Überzogen scheint sie uns dennoch. Denn die „KI-Konkurrenz“ ist ja nicht neu und Atlassian wächst weiterhin mit deutlich zweistelligen Raten. Zudem setzt das Unternehmen auch selbst stark auf KI und erzielt mit dem unternehmensinternen Such- und KI-Assistent Rovo starke Erfolge (die Anzahl der monatlich aktiven Nutzern liegt nun bei über 5 Mio). Entsprechend finden wir die Bewertung der Atlassian-Aktie zum 16-fachen Free Cashflow günstig.

Atlassian-Aktie: Das ist unser Fazit

Insgesamt scheint uns Atlassian gut auf Kurs.

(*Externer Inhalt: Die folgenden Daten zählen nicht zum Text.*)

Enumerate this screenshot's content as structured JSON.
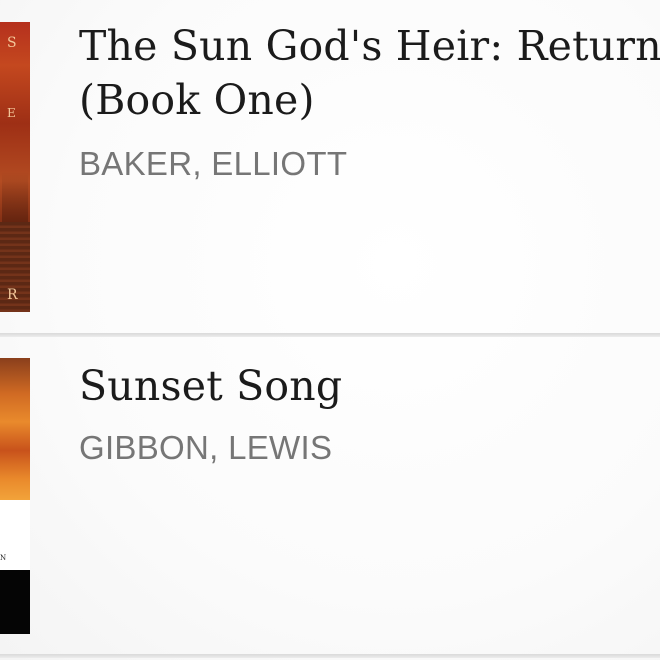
{
  "books": [
    {
      "title_line_1": "The Sun God's Heir: Return",
      "title_line_2": "(Book One)",
      "author": "BAKER, ELLIOTT",
      "cover_letters": [
        "S",
        "E",
        "R"
      ]
    },
    {
      "title_line_1": "Sunset Song",
      "author": "GIBBON, LEWIS",
      "cover_letters": [
        "N"
      ]
    }
  ],
  "colors": {
    "title": "#1b1b1b",
    "author": "#767676",
    "divider": "#d9d9d9"
  }
}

Das Unternehmen bespielt einen großen, stetig wachsenden Markt für Kollaborations-Software, da Projekte immer komplexer werden und immer mehr Menschen daran beteiligt sind. Ebenfalls positiv für Atlassian sind die Wechselkosten für einmal gewonnene Kunden.

Das größte Risiko für die Atlassian-Aktie ist der hohe Wettbewerb. Microsoft oder Alphabet bieten Lösungen, die für simple Anwendungsfälle genauso gut, kostenlos und integriert in weit verbreitete Tools wie MS Teams sind. Kleinere, spezialisierte Wettbewerber wie monday.com wachsen stärker und könnten weiter Marktanteile gewinnen.

Ein weiteres Risiko sind Cyberangriffe. Kunden bearbeiten viele vertrauliche und geschäftskritische Daten mit den Tools von Atlassian. Sollten Cyberkriminelle hierauf Zugriff bekommen, wäre der (Image-)Schaden immens. Leider kam es in der Vergangenheit schon zu Sicherheitslücken bei Atlassian.